LibriVox is a successful experiment in how to build an open community-driven, non-software project (based on ideals and methods of the free software and open source movements) . TextoSolvo is a new weblog to talk about how we got there and why we seem to have been successful so far.

In a little over a year, the LibriVox community has recorded several thousand of hours of public domain literature, with voices of a thousand or-so volunteers world-wide. Our site is translated into eight (soon to be nine) languages, and we have audio in twenty-one different languages . We have an ambitious target to record all books in the public domain. And while we’re only about one one hundredth of the way through the Gutenberg catalog, well we’ll keep trucking.

While the project itself is wonderful (that is, a public domain audio library), there is a whole mass of administration, software development, and management that allows the LibriVox to function. This back-story is largely unseen by the public, and even by the volunteers in the project, but it is a huge undertaking: the management of these thousands of audio files is something of an administrative nightmare, but we have built a project that handles this mass of digital information very well. All on a budget of $0 (thanks in large part to free audio hosting/bandwidth at the Internet Archive and ibiblio.org)
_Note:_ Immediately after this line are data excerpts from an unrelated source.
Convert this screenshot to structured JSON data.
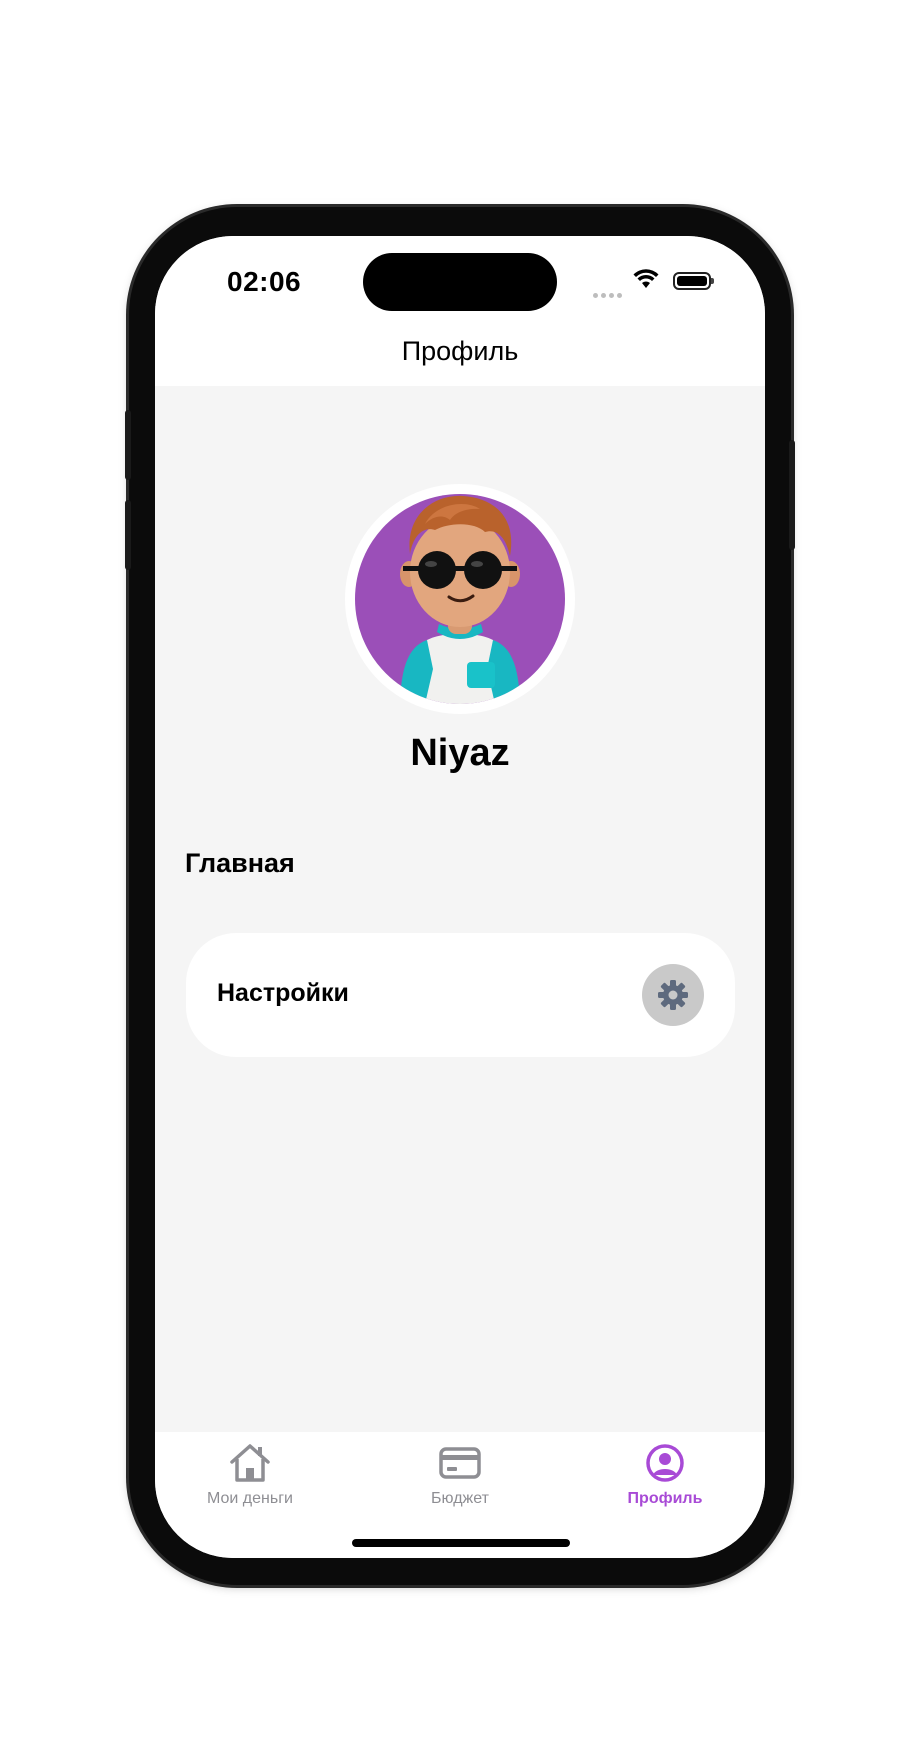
{
  "status_bar": {
    "time": "02:06",
    "wifi_icon": "wifi-icon",
    "battery_icon": "battery-icon"
  },
  "header": {
    "title": "Профиль"
  },
  "profile": {
    "name": "Niyaz",
    "avatar_background": "#9b4fb8"
  },
  "main": {
    "section_title": "Главная",
    "settings_item": {
      "label": "Настройки",
      "icon": "gear-icon"
    }
  },
  "tab_bar": {
    "active_color": "#a84ad6",
    "inactive_color": "#8e8e93",
    "tabs": [
      {
        "label": "Мои деньги",
        "icon": "home-icon",
        "active": false
      },
      {
        "label": "Бюджет",
        "icon": "card-icon",
        "active": false
      },
      {
        "label": "Профиль",
        "icon": "profile-icon",
        "active": true
      }
    ]
  }
}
The infrastructure has been built by about twenty people, who know each other only through the LibriVox project, and contributed their time and expertise (coding, project management, system development, web and UI design, information science, diplomacy, etc etc) simply because they wanted to. To me that is the really fascinating thing: how did the LibriVox platform get built, and built so well? How can we keep it going into the future?

And can we help others do something similar?

TextoSolvo* (inspiration for the name is discussed below) is meant to be a platform to discuss:

  • How-To Build an Open Project (for non software-geeks), The LibriVox Experience.
  • Thoughts on the Open Movement (creative commons, free software, open source, civic access) and why it is important for the world
  • A brief history of LibriVox

I am planning over the next year or so to post weekly here (some will be recycled from stuff I have written elsewhere). The long-term goal is to build a book’s worth of (I hope) useful information, not just for LibriVox aficionados, but for anyone interested in the open movement, and building open, community-based projects. I don’t have any specific plans for the “final” product, but I’d like to see it in print somehow, and of course an audio version will be made available!

Again I would like to encourage anyone from LibriVox (or anywhere for that matter) to contribute through comments, and I’ll probably be asking for some longer contributions too, if anyone is interested.

*TextoSolvo, from the “About Page”:


TextoSolvo is a bit of morphed Latin. The definitions (from William Whittaker’s Words program), are:

text.o (V) weave; plait (together); construct with elaborate care.
text.o (N) woven fabric, cloth; framework, web; atomic structure; ratio atoms/void.
solv.o (V) loosen, release, unbind, untie, free; open; set sail; scatter; pay off/back.

I like texto*solvo because it works in two ways, the idea of buidling and weaving together (texto) in a loose and free network (solvo). This is what LibriVox looks like to me: a tightly-woven community, building something elaborate and important, in a loose, free network, scattered all over the world. I haven’t gotten my head around that last bit of the texto definition: “ratio atoms/void”; but I think there is something important there too.